Both are legitimate and common use cases, but it seems to me that since i have no control over memory freeing, in the second case i would rather use a readWithAlloc (probably an Arena) instead of bufferedReader; and for the first use case it would be simpler to also skip the BufferedReader and just work with an array buffer.
(and yes, going back to the syscalls thing, in both cases readAll chunks, and then work with them)

So obviously im missing something on why you would use BufferedReader
(ive read the src Zig Documentation and still)

yataro · November 12, 2024, 1:11pm

BufferedReader is a general purpose utility, there is no goal to satisfy every possible case. Copying memory is much cheaper than syscall.

Then there’s no need for BufferedReader, just read into your [N]u8 buffer.

BufferedReader is not about memory usage

The second case is invalid, as there no buffer growing at all.
Using BufferedReader is the same as reading to array, but you get convenience functions with tracked position like readByte.

BufferedReader is a convenience utility to be able to read in small(er) chunks using a larger underlying buffer. The purpose is to minimize the number of underlying read calls, not just to proxy reader for fun.

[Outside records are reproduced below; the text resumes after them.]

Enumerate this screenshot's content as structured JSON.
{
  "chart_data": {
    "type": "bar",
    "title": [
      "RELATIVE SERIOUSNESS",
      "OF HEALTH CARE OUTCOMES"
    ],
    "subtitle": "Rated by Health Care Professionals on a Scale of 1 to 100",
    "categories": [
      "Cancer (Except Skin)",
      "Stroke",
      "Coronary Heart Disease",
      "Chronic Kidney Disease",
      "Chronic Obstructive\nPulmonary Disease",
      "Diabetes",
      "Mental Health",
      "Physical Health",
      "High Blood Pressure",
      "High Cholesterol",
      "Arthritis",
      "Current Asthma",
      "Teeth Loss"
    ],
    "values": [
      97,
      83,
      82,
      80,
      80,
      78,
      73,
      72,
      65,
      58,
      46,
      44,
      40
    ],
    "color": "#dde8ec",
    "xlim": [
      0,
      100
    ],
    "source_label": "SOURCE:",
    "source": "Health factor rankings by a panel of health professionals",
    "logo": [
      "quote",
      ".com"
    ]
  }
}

What if you need to pass your reader to other APIs and they do things like read the reader byte by byte? (like std.io.Reader.streamUntilDelimiter does)
What if you just want to read the reader byte by byte?
And in both cases you want to minimize the number of underlying read calls?
In the first case you have no control over the code, and in the second case you will end up reinventing the BufferedReader wheel.

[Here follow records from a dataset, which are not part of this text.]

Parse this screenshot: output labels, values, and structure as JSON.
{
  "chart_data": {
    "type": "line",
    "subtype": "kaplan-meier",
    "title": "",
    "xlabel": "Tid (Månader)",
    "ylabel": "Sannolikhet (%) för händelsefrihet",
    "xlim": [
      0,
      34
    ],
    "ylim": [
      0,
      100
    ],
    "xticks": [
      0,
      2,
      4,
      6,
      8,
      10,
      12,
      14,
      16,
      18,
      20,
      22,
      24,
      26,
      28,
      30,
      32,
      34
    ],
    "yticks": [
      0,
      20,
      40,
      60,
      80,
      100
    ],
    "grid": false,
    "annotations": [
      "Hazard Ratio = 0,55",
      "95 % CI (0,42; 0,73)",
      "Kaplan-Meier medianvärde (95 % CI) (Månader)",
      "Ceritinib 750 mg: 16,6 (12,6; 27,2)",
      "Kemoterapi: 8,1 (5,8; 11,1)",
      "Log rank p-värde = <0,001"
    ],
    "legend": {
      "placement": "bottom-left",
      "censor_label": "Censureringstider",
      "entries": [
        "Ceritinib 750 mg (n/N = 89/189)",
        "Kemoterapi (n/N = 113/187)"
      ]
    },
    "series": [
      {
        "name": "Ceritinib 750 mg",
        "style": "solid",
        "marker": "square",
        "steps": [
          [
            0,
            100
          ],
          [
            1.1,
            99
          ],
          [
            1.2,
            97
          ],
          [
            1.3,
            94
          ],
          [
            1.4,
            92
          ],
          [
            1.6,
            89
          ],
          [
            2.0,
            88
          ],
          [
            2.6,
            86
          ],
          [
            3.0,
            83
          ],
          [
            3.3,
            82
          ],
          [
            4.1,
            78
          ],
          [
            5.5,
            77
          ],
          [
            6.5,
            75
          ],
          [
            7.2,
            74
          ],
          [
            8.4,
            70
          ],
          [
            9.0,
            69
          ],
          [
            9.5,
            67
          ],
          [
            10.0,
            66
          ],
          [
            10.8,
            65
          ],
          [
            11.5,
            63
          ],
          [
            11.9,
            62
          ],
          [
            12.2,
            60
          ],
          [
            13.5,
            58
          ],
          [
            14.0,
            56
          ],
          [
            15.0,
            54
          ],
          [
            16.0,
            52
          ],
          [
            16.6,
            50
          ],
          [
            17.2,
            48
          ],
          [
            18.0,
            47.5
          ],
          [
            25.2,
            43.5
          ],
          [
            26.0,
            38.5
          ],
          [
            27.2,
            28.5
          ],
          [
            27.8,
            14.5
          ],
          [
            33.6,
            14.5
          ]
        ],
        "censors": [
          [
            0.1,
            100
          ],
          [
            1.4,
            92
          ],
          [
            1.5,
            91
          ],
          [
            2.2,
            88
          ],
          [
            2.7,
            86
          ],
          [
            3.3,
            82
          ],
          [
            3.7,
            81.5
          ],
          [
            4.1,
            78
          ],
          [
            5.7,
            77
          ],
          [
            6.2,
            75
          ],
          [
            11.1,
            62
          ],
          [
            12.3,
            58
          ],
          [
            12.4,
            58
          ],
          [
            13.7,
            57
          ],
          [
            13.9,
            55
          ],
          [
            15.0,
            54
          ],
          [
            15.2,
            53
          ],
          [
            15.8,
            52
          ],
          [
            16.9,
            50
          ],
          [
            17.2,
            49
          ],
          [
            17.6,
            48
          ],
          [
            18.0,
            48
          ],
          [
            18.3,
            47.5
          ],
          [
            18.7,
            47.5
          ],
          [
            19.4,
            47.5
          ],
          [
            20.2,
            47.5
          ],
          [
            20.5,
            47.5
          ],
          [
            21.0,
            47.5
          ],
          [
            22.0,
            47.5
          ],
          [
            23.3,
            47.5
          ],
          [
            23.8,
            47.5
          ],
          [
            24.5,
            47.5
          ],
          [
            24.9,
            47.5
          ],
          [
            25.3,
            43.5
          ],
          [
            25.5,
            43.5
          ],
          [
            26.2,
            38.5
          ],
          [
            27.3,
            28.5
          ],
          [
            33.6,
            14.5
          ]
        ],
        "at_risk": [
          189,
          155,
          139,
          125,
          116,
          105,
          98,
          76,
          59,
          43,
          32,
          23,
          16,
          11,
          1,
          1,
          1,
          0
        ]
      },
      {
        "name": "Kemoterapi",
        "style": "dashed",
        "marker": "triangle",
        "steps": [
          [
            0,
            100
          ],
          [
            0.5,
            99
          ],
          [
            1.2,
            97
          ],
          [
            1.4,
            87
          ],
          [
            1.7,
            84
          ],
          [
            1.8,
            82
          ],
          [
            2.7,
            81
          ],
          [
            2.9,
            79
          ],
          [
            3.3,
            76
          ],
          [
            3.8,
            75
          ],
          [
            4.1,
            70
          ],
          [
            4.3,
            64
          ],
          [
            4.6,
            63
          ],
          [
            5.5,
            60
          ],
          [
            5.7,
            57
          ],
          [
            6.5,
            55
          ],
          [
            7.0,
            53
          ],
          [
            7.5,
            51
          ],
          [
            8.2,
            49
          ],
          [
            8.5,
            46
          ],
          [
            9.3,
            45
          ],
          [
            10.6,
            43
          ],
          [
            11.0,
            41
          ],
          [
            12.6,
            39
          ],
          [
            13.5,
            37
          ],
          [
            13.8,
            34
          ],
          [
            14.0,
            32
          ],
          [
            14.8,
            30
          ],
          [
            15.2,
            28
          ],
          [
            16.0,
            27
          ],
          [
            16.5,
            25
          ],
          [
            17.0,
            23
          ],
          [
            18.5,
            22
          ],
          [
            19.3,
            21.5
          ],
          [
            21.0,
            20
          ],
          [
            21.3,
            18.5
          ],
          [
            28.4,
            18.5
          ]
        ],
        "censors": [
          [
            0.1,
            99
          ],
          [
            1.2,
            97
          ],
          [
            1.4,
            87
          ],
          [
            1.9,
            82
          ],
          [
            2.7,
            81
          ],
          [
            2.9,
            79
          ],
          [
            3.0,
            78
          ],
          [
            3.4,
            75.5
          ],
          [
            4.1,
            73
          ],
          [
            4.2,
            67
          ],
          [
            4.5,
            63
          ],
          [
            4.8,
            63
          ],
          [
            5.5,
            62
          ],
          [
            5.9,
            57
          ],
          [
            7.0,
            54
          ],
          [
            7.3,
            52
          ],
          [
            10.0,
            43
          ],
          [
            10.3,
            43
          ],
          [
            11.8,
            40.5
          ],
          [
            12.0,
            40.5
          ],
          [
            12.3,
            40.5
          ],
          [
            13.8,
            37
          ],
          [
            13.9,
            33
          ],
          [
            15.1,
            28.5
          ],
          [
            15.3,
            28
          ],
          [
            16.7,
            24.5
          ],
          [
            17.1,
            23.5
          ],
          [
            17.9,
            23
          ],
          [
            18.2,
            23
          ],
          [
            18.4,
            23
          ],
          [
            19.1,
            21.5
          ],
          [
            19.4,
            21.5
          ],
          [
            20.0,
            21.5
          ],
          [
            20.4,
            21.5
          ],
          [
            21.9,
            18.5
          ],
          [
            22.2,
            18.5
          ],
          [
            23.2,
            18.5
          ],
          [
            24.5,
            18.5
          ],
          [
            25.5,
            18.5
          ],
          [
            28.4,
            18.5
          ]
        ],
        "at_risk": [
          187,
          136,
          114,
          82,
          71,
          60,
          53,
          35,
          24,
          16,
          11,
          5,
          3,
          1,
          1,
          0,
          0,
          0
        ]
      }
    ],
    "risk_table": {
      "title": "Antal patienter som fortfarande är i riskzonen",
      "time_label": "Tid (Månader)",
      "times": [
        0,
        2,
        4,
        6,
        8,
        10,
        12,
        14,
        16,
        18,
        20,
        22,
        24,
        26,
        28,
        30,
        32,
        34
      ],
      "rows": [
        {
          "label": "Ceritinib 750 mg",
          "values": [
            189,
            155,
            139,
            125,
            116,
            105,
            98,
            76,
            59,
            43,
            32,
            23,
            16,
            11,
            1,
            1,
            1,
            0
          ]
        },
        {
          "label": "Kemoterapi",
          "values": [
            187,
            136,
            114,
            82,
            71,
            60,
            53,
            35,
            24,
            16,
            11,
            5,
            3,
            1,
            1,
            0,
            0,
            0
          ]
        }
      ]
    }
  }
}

LucasSantos91 · November 12, 2024, 1:17pm

The buffer inside the BufferedReader is a cache. It’s been stablished that you don’t want to make small reads from the OS. But what if your code only needs one byte at the moment? You want to cache a chunk and use parts of it. That’s what the BufferedReader does for you.
You pass the destination memory to the reader. If you’re reading something small, it reads a whole bunch for you and caches it. It gives you the one byte you asked for, but the next reads will have more data at the ready, without needing syscalls.
If it gave you a slice it would cause all sorts of trouble. The next usages of the reader would overwrite the slice, and you wouldn’t be able to read more than the cache size.

Sze · November 12, 2024, 3:31pm

If you need access to arbitrary previous parts of the file then it is likely easier to just read the entire file into memory and then begin processing it, you can do that via:

If the file is too big to read in entirely and you both need to stream over it and access individual parts later, you basically have to stream over the file using a BufferedReader and copy the parts you want to keep for later.

But ideally you would be able to avoid having such a data file in production and instead create a optimized file that only contains what is needed, but this itself might involve streaming over the file and writing out a smaller file.

You also could use memory mapping, but that is less portable and involves its own tricky semantics.